SARL worked on design and development of the M14 rifle, the iconic weapon that accompanied many units in the Vietnam War. By the mid-1960s, SARL was also working on modifications and concepts for the replacement M16 rifle. Unilaterally, the small arms division worked on numerous other projects, including disposable magazines, combat shotguns, and new machine gun systems.

Other weapon systems and projects included airborne artillery platforms, that eventually birthed the armed variants of the Huey (AH-1 HueyCobra), AH-64 Apache, M198 155-mm Howitzer, and many others. Concepts were created for rotary towed rocket launchers, auxiliary powered artillery systems, tri-wheel carriages (co-opted with Lockheed), fire-less ammunition, rotary-borne artillery systems, and even weapon systems capable of use in outer space.

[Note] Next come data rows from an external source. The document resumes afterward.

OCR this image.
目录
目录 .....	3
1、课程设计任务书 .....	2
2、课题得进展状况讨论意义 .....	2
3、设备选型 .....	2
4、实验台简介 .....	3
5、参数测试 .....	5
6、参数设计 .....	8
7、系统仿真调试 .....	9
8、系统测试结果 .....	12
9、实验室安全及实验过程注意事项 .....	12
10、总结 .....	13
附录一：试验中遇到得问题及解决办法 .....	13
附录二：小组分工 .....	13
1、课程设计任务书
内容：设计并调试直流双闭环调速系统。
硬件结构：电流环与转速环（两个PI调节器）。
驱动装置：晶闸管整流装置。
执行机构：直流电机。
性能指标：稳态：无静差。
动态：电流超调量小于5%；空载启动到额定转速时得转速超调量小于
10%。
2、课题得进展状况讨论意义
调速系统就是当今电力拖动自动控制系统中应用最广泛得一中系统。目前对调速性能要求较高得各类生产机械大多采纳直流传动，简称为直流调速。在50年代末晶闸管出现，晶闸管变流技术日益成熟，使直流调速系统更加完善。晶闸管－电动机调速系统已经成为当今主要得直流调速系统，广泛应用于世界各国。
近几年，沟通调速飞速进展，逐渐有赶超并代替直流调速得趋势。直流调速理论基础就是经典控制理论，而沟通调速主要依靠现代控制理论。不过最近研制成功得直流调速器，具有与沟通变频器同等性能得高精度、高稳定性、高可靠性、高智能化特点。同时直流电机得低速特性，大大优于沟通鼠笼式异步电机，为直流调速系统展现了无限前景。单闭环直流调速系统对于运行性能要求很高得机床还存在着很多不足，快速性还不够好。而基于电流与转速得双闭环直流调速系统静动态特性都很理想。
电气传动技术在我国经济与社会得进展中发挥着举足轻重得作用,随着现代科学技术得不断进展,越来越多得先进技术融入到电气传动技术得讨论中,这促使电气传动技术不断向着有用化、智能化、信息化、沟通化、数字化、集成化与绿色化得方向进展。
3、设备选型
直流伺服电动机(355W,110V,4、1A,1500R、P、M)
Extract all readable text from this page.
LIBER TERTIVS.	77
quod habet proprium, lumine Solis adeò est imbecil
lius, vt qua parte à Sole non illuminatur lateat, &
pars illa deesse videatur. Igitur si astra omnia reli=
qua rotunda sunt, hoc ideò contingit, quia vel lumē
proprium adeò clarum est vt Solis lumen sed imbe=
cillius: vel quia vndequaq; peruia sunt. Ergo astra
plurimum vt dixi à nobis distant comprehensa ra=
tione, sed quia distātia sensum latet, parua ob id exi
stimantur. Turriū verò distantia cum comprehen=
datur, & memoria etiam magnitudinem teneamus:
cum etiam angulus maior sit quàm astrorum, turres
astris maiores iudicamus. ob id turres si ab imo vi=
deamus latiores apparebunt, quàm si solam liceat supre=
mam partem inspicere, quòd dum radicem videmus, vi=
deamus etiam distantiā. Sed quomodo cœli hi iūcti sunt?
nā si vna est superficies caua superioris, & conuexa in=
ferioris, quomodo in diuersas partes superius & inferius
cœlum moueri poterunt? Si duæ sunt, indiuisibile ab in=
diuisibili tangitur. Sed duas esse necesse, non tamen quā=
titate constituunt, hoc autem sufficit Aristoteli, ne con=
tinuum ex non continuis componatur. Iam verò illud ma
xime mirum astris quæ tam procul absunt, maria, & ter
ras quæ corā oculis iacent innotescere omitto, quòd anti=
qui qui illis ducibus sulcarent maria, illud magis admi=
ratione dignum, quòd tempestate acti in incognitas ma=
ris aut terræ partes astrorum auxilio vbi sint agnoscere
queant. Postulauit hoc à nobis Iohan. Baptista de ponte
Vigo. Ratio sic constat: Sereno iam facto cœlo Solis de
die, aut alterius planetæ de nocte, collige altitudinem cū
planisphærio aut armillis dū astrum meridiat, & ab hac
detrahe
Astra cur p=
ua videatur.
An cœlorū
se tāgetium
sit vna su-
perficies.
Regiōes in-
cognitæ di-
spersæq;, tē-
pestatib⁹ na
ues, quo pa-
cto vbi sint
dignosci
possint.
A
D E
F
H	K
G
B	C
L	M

In 1973, these weapons laboratories were transferred to Rock Island Arsenal, where they were renamed the Thomas J. Rodman Weapons Laboratories. As missions transformed different sections and laboratories left Rock Island Arsenal and were allocated to other commands and installations. The transfer of this mission set was completed in 2018 when Army Materiel Command (AMC) was ordered to transfer the Research, Development, and Engineering Command (RDECOM) to Army Futures Command (AFC). Today, these functions belong to the Army Combat Capabilities Development Command (DEVCOM / CCDC), a major subordinate command (MSC) of AFC.